Sen. James Leddy, D-Chittenden, and Rep. John Tracy, D-Burlington, co-chairs of the Legislature’s Vermont Commission on Health Care Reform, joined the consultant, Dr. Kenneth Thorpe of Atlanta’s Emory University, in describing the report’s findings at a news conference.

“I assume employers would pay about 75 percent of the total (10.1 percent payroll tax) and workers the remaining 3.4 percent,” Thorpe said. Those taxes would be a new expense for businesses and their workers that don’t have health coverage now, he said.

“On the other hand, some employers and families currently pay more than 10.1 percent and 3.4 percent of payroll respectively for insurance and would pay less,” he wrote.

For their money, they would get a “a benefit package modeled after the typical plan in the state,” he added, saying that half of those who currently have insurance have more generous coverage.

Thorpe said copays and deductibles would be set very low under his plan. “These low cost sharing obligations will result in substantial reductions in consumer out-of-pocket spending.”

The lawmakers said Thorpe’s report was not a formal proposal, but was merely informational and one option as they pursue the key goal of health care reform legislation passed in each of the last two years: moving Vermont from a state that has an estimated 61,000 uninsured and 180,000 underinsured to one that offers universal coverage.

Leddy called the report “one more step in our ongoing process that will continue.”

Thorpe, Leddy and Tracy acknowledged that the coverage would not be truly universal. It would exclude Medicare beneficiaries, who already get comprehensive health coverage for seniors from the federal government.

Also excluded would be Vermonters who work for out-of-state employers, whether private companies, national nonprofits or the federal government.
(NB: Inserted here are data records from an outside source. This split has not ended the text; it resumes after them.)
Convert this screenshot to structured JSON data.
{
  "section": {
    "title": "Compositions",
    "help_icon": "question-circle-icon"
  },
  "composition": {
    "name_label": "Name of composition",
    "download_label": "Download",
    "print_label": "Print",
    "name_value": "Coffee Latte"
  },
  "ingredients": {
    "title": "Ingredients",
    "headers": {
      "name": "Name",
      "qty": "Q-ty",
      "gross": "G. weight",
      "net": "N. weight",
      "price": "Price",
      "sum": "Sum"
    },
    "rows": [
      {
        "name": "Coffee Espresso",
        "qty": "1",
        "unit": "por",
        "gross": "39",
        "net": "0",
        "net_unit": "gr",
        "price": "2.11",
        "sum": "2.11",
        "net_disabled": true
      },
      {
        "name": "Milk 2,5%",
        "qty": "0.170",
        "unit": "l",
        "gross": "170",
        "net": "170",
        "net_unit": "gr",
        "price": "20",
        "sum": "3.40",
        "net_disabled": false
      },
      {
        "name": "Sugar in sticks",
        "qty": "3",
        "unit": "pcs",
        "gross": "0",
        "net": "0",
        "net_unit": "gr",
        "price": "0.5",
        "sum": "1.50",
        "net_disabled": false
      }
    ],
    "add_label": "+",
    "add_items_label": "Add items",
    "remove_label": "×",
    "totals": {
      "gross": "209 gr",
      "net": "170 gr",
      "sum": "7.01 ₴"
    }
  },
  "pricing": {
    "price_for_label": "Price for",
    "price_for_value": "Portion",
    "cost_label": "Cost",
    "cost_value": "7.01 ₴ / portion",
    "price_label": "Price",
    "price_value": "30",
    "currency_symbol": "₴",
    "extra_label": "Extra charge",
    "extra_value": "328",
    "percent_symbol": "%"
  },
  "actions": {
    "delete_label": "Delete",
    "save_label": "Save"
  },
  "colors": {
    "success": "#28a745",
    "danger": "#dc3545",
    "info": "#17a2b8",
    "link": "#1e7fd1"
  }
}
Jason Gibbs, a spokesman for Gov. James Douglas, said the single-payer plan envisioned in the Thorpe report would result in less comprehensive health coverage for many teachers, state employees and others whose employers currently offer more generous plans.

Gibbs said the state should concentrate on implementing health care reform already passed, including the Catamount Health plan designed to get coverage to the uninsured. He noted the legislation’s emphasis on managing chronic diseases, which he said account for 80 percent of health care costs.

“From the governor’s point of view our focus should be laserlike as we implement Catamount Health and these new reforms and our focus should not be on ways to increase taxes,” Gibbs said.

Dr. Deborah Richter, a Cambridge-based family physician and president of the single-payer advocacy group Vermont Health Care for All, called the payroll tax a “nonstarter” because of the opposition it would generate among Vermont’s small business owners.

But she called the report “a great way to open the discussion” about moving the state toward a single-payer system.